È lui che ha spento la luce accesa da Italo Falcomatà, il sindaco del
centrosinistra padre di quello attuale, che fu sconfitto da una terribile
leucemia nel dicembre 2001 senza mai essersi arreso: riuniva la giunta intorno
al letto d’ospedale. E la spegne, quella luce, rispolverando i fantasmi di un
terribile passato. Sul lungomare che Falcomatà aveva voluto creare coprendo la
ferrovia e così ricucendo il rapporto fra città e mare, il 16 novembre 2005
Scopelliti inaugura una stele in onore di Ciccio Franco, il missino che
guidò nel 1970 la rivolta di Reggio Calabria al grido di "Boia chi molla!"
La stele sta ancora lì. Tutto, nella Reggio come nella Calabria di oggi, è
iniziato da quella rivolta che scoppiò feroce nella cupa stagione delle bombe
fasciste. Per un’apparentemente futile ragione di campanile: la decisione di
fare Catanzaro capoluogo della nascente Regione. Ci furono i morti e i carri
armati, ma finì all’italiana. Da allora la Regione di capoluoghi ne ha
addirittura due: la giunta a Catanzaro e il consiglio a Reggio. Centosessanta
chilometri di distanza. E la sede della Rai a Cosenza, omaggio al potentissimo
socialista Giacomo Mancini.
Non bastava. Presidente del consiglio in quel 1970 era il lucano
Emilio Colombo, un democristiano che maneggiava alla perfezione il codice del
consenso. E confezionò un pacchetto con lo stabilimento della Liquichimica e il
quinto centro siderurgico a Gioia Tauro. Quarantamila posti di lavoro, si
vendettero. Ma l’altoforno non si fece, e nemmeno la megacentrale al posto suo.
Restò solo il porto. Quanto alla Liquichimica, ci sono operai andati in
pensione dopo decenni di cassa integrazione senza aver varcato i cancelli. Poi,
dopo quei fallimenti, il decreto Reggio.
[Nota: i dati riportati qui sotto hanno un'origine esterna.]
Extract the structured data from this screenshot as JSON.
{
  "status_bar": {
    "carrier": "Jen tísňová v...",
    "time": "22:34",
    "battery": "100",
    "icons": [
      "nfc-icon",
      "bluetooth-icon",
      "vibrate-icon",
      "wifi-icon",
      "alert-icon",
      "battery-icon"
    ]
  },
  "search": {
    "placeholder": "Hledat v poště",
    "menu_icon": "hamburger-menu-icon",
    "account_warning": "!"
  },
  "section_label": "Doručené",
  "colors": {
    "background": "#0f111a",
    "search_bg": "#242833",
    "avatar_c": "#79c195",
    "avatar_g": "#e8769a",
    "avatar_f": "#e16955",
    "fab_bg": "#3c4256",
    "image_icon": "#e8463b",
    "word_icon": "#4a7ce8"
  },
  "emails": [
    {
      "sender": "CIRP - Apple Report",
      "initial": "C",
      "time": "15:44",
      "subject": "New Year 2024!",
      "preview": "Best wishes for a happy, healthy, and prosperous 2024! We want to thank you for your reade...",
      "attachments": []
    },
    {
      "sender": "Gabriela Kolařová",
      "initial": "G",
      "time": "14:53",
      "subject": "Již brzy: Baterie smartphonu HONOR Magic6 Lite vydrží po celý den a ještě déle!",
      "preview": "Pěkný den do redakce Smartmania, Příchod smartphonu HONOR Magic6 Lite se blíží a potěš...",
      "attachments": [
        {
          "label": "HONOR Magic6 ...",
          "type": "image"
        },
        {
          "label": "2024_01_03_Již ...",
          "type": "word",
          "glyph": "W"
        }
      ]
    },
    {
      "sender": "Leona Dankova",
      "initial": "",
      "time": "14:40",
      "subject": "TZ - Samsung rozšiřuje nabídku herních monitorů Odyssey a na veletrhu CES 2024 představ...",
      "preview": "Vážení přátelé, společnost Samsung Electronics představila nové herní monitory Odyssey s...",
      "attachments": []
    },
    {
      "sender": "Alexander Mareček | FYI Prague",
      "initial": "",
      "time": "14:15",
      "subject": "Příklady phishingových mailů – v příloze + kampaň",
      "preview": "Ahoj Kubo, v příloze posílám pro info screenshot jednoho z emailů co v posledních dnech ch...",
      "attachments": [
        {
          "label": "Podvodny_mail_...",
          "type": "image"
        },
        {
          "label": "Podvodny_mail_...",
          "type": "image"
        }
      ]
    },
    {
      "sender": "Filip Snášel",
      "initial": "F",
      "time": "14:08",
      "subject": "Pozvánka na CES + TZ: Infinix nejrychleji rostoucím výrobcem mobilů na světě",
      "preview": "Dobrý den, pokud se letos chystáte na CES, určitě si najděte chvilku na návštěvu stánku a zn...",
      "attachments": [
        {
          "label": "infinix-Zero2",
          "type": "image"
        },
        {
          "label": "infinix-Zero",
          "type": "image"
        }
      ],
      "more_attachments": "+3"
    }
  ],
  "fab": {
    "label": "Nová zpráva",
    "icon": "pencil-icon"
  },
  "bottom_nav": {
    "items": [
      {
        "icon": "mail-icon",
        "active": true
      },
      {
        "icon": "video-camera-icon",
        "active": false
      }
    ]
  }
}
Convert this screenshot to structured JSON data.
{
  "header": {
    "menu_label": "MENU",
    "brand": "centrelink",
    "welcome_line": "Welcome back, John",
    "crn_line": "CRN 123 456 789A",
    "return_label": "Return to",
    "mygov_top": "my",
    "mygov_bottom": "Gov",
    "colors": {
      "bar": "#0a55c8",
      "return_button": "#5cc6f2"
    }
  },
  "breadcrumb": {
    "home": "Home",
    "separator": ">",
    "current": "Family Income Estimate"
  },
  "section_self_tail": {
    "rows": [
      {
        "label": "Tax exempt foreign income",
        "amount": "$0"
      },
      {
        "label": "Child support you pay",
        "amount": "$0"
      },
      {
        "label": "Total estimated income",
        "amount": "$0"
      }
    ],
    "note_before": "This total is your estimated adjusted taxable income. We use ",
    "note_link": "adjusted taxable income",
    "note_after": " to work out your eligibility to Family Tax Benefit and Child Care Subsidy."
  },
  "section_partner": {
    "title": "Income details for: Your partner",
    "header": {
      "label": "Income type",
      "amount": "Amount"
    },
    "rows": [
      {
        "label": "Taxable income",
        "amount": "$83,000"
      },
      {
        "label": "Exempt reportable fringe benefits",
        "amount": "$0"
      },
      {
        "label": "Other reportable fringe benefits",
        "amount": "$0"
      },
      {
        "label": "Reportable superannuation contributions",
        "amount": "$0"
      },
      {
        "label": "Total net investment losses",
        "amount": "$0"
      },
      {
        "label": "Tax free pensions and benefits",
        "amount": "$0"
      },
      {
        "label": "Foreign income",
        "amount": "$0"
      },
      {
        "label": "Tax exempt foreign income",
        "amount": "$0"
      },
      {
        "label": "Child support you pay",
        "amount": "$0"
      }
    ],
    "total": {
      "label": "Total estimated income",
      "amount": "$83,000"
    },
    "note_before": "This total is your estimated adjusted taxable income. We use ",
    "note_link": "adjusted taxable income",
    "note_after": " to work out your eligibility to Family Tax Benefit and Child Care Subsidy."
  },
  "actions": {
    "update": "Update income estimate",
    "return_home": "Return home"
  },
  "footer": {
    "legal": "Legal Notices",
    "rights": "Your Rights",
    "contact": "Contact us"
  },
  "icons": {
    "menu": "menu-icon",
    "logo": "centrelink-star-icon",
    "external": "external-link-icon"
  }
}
Correva l’anno 1989 e il governo De
Mita stanziò 600 miliardi di lire, pari a 642 milioni di euro attuali. Gli
scandali, le ruberie i commissariamenti non si contano. Sappiamo solo che nel
2019 ci sono ancora da spendere 200 milioni di euro.
A mezzo secolo dalla rivolta e a tre decenni dal decreto i giovani senza
lavoro in superano anche il 60 per cento. Il datore di lavoro più importante è
sempre il Comune. C’è la Hitachi, è vero, che occupa qualche centinaio di
persone. Ma è un altro paradosso estremo: una fabbrica di treni modernissimi
nell’area metropolitana meno servita dai treni in tutta Europa. E i pochi che
arrivano sono vecchi come il cucco. C’è anche il porto di Gioia Tauro,
cinquanta chilometri più a nord, è vero. Che purtroppo finisce sui giornali più
per i sequestri di cocaina che per altro. Eppure, grazie ai fondali profondi,
potrebbe diventare lo scalo più importante del Mediterraneo per le grandi navi
container. «Bisognerebbe attrezzare i 1.500 ettari della piana, bonificare il
territorio da baraccopoli, abusivismo e capannoni edificati anche le truffe
alla legge 488. E adeguare la ferrovia, far partire finalmente la zona
speciale… I soldi ci sono ma non vengono usati», denuncia Michele Albanese. Fa
il giornalista e sa le cose: vive nella piana sotto scorta da cinque anni,
quando si è scoperto che la ‘ndrangheta voleva ucciderlo. Ma non molla.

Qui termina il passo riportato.